The overall mortality rate observed in the present study was comparable to rates reported in other tertiary care centre-based studies [10,18]. Mortality was significantly higher among elderly patients, those presenting after 72 hours, and those with bowel ischemia. These findings reinforce the well-established association between delayed intervention and poor outcomes in acute intestinal obstruction [21–23]. Improving early recognition at the primary care level and ensuring timely referral may help reduce mortality, particularly in high-risk groups.
Overall, the findings of this study emphasize that acute intestinal obstruction remains a complex surgical condition influenced by multiple patient- and disease-related factors. While advancements in imaging and perioperative care have improved diagnostic accuracy and outcomes, delayed presentation continues to be a major contributor to morbidity and mortality. Institution-specific data such as those presented in this study are essential for understanding local disease patterns and for refining management protocols.
CONCLUSION
Acute intestinal obstruction remains a significant surgical emergency with considerable implications for patient morbidity and mortality. The present study highlights that postoperative adhesions continue to be the leading cause, followed by hernias and malignancy. Classical symptoms such as abdominal pain, vomiting, distension, and constipation remain key indicators for early diagnosis, although their absence does not exclude severe disease.
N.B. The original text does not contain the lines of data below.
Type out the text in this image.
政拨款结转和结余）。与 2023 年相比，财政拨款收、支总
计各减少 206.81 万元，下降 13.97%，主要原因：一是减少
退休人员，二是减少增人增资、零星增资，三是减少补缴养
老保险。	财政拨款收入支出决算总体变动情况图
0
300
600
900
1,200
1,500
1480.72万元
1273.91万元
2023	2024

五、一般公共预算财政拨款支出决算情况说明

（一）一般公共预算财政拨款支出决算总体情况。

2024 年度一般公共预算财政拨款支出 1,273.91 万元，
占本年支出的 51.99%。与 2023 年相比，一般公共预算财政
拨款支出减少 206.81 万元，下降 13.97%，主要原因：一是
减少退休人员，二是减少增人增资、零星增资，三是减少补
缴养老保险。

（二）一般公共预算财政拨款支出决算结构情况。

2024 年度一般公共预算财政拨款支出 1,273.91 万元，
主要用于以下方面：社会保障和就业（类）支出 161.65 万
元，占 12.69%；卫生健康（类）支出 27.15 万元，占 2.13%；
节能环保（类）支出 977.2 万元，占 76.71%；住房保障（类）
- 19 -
Timely radiological evaluation, particularly with contrast enhanced computed tomography, plays a crucial role in identifying the level and cause of obstruction and in detecting complications such as bowel ischemia. Early presentation and prompt intervention were associated with favourable outcomes, whereas delayed presentation was strongly linked to increased need for surgery, prolonged hospital stay, postoperative complications, and mortality. Conservative management was effective in carefully selected patients, while surgical intervention was essential in advanced or complicated cases.
Overall, the study emphasizes the importance of early clinical recognition, appropriate imaging, and individualized management strategies to improve outcomes in patients with acute intestinal obstruction, especially in resource-limited settings.
Conflict of Interest
The authors declare that there are no conflicts of interest related to this study.
Source of Funding
This study did not receive any external funding from public, commercial, or not-for-profit agencies. All investigations and treatments were carried out as part of routine institutional clinical practice.
Acknowledgements
The authors express their sincere gratitude to all the patients who consented to participate in this study. The authors also acknowledge the support and cooperation of the faculty, residents, nursing staff, and technical personnel of the Department of General Surgery, Government Medical College and General Hospital, Jagtial, Telangana, whose assistance was invaluable in the successful completion of this study.
Author Contributions
All authors contributed significantly to the conception and design of the study. Data collection, clinical evaluation, patient management, and surgical procedures were carried out by the authors. Data analysis and interpretation were performed collaboratively. The manuscript was drafted, reviewed, and critically revised by all authors, and all authors approved the final version for publication.